Rank Model Avg Score Avg Pass@1 Consistency
1 GPT-4.1 81.96% 71.72% .14
2 DeepSeek R1 81.49% 69.09% .11
3 o3-mini 80.75% 71.28% .12
4 DeepSeek V3 77.89% 64.11% .16
5 Claude 3.7 Sonnet 77.82% 69.54% .10
6 GPT-4.5 preview 77.46% 64.91% .13
7 o1 75.80% 63.92% .11
8 o1-preview 75.55% 60.89% .17
9 Llama 4 Maverick 75.44% 63.00% .12
10 Claude 3.5 Sonnet 75.07% 62.74% .05
11 Gemini 1.5 Pro 71.17% 58.15% .13
12 GPT-4o 69.52% 50.91% .20
13 Gemini 2.5 Pro (exp-03-25) 67.43% 58.02% .23
14 Llama 3.3-70B 61.65% 46.54% .09

Conclusion

The current generation of frontier LLMs demonstrates promising capabilities in specific software development tasks, particularly in code generation for well-defined problems and particular aspects of test prediction. However, significant limitations remain in handling complex, multi-file projects and tasks requiring deep contextual understanding or architectural decision-making.

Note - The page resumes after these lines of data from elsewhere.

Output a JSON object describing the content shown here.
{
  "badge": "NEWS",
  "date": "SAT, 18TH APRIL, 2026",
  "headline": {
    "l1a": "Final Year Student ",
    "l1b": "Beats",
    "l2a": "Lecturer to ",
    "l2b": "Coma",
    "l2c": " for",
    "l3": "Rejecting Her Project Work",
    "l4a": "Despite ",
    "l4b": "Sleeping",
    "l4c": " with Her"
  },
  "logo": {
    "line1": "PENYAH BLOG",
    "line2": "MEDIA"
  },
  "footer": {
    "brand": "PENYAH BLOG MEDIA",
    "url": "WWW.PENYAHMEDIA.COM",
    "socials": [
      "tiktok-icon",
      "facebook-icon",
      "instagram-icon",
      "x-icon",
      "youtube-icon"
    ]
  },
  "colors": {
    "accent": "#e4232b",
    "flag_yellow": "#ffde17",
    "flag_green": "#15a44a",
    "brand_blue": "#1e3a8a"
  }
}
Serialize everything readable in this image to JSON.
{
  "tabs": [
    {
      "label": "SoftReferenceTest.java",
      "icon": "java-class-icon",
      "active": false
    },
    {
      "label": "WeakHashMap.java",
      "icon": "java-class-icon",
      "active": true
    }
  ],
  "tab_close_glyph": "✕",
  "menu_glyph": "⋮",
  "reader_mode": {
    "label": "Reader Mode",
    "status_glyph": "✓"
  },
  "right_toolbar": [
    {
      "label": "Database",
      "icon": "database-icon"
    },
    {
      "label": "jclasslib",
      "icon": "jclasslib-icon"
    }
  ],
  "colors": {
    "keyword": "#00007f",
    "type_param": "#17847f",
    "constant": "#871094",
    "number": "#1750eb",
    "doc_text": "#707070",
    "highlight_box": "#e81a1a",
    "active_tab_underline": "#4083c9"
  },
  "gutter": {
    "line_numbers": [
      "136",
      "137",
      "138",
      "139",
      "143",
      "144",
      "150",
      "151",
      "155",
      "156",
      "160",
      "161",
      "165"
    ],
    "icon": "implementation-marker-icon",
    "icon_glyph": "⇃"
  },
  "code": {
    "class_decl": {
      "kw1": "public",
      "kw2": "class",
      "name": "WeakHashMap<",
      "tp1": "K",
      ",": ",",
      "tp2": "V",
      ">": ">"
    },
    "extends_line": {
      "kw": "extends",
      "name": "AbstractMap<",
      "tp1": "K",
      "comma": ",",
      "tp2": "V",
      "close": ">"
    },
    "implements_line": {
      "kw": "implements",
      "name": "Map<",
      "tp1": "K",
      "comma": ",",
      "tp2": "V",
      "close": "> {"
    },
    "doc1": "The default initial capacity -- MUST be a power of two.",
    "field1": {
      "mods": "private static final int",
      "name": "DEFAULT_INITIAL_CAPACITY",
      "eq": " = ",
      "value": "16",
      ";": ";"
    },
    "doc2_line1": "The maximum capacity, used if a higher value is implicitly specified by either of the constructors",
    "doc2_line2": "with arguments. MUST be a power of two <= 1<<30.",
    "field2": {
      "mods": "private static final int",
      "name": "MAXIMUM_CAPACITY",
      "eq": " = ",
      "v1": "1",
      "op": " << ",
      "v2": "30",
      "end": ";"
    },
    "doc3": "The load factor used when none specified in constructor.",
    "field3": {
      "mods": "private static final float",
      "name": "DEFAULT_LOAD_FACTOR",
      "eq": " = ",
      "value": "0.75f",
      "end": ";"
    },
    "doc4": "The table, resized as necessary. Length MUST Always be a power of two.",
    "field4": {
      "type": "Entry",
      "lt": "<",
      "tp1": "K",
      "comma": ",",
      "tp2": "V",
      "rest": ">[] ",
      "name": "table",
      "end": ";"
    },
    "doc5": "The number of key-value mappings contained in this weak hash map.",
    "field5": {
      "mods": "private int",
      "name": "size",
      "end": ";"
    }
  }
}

While LLMs can currently augment developer productivity in specific contexts, particularly for code generation, snippet completion, and documentation tasks, they are not yet capable of replacing human developers across the full spectrum of software development activities. Their most effective application remains as collaborative tools that enhance human capabilities rather than autonomous systems that drive the development process.

As these technologies continue to evolve and benchmarks become increasingly rigorous, we can expect steady improvements in LLM capabilities across the software development lifecycle. This will transform how software is built, tested, and maintained in the coming years.